The news however did not push stock indices higher. Many on Wall Street complain that government terrorist alerts have discouraged investors. Few members of the financial community seem to be taking delivery on the fact that investors, stung by assorted scandals and dubious practices in myriad corporate boardrooms, may be factoring a "credibility discount" into the market.
In Rural America, quite the opposite may be in play now. The term "risk premium" is beginning to make its way into the market place. Its entry is paved by an age-old factor, weather.
It's early in the fire season, but a good portion of the intermountain west, already suffering from drought, is beginning to flame. Pasture and grazing conditions are stressed, and ranchers are culling herds in anticipation of a hard summer on the range.
The drought is also claiming yields in the winter wheat belt. Seeding of winter wheat varieties were already the lowest in 31 years. And as the 2002 wheat harvest begins Sixty-seven percent of the crop is rated as no better than fair. Thirty-six percent is rated in poor or very poor condition.
Thus far grain markets have been unimpressed by the grim harvest prospects for wheat. Indifferent world demand and ample supplies continue to contain any upward price movement.
The markets have been more impressed by another weather pattern that threatens to inundate the eastern Corn Belt under.

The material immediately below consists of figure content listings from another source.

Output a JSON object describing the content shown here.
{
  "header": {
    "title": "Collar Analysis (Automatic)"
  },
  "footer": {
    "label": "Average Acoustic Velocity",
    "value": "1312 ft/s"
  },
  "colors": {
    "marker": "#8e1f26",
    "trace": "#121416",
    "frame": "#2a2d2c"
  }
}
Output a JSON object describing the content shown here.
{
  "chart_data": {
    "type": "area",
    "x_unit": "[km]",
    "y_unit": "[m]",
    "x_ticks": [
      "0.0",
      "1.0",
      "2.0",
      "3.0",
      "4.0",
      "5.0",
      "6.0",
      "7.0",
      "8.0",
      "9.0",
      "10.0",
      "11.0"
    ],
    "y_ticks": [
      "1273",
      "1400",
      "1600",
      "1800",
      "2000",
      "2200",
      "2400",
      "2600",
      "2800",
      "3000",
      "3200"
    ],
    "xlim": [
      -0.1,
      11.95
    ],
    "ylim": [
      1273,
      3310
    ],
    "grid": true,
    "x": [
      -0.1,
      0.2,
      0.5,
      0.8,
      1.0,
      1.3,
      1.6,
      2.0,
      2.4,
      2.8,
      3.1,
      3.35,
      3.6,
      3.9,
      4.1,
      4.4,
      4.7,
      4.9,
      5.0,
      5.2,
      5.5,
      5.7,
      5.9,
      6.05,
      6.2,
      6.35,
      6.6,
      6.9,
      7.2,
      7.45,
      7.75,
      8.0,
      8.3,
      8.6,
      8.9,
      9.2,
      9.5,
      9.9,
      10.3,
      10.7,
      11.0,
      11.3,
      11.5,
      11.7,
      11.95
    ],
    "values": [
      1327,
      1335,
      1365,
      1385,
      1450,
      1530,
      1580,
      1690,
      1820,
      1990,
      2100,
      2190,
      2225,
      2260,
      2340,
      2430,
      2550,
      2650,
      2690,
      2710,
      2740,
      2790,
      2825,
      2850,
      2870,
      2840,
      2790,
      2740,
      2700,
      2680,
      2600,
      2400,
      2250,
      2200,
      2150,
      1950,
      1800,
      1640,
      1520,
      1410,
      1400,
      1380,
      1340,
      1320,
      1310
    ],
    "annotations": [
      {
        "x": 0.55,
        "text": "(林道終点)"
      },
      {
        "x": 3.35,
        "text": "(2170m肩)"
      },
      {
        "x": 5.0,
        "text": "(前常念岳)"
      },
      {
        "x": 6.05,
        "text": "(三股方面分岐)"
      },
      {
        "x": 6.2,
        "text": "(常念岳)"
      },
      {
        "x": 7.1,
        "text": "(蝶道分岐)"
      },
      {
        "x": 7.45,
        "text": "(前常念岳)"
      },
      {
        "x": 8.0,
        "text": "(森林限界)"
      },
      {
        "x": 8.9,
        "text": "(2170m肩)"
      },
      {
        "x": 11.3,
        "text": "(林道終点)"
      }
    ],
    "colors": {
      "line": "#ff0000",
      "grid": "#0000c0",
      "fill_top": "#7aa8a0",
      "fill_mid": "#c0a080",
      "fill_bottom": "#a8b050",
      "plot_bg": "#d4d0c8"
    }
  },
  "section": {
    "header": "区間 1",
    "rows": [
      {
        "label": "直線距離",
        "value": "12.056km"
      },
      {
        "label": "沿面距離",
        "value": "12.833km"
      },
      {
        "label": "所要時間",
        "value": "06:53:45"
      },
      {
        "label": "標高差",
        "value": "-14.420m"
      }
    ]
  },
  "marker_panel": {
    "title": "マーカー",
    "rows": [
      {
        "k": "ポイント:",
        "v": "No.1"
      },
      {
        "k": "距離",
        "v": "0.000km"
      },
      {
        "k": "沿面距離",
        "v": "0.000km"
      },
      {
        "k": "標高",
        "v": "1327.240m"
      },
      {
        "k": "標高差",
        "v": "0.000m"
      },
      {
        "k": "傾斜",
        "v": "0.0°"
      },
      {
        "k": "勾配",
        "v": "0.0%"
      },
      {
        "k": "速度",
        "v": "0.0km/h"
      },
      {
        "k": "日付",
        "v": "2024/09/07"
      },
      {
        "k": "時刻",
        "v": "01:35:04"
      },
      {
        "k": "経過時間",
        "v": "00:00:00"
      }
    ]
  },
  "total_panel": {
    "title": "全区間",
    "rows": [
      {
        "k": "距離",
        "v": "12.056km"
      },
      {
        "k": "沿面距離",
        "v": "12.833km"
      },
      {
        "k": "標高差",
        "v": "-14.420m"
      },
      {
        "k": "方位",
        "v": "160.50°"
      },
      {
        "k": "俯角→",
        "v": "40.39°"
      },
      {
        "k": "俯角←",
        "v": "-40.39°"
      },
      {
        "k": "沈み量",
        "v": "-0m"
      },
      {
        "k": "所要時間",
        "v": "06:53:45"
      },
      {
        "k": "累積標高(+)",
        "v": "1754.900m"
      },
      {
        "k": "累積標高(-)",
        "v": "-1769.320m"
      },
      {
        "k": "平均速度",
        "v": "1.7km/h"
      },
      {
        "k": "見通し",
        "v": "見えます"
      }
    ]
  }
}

While 70 percent of the nation's corn crop has been planted, compared to an average pace of 87 percent, corn producers in Illinois, Indiana and Ohio are far behind. Normally those states have the seed in the ground by now, but producers are beginning to wonder if it's not too late to plant a corn or soybean crop.
In cotton country, 69 percent of the crop has been planted compared to an average of 70 percent. But, it's expected producers, encouraged by higher government subsidies, may plant as much as an additional million more acres of the fiber this year. While the additional fiber output won't help the weak market for it, the acres devoted to cotton might well buttress soybean prices.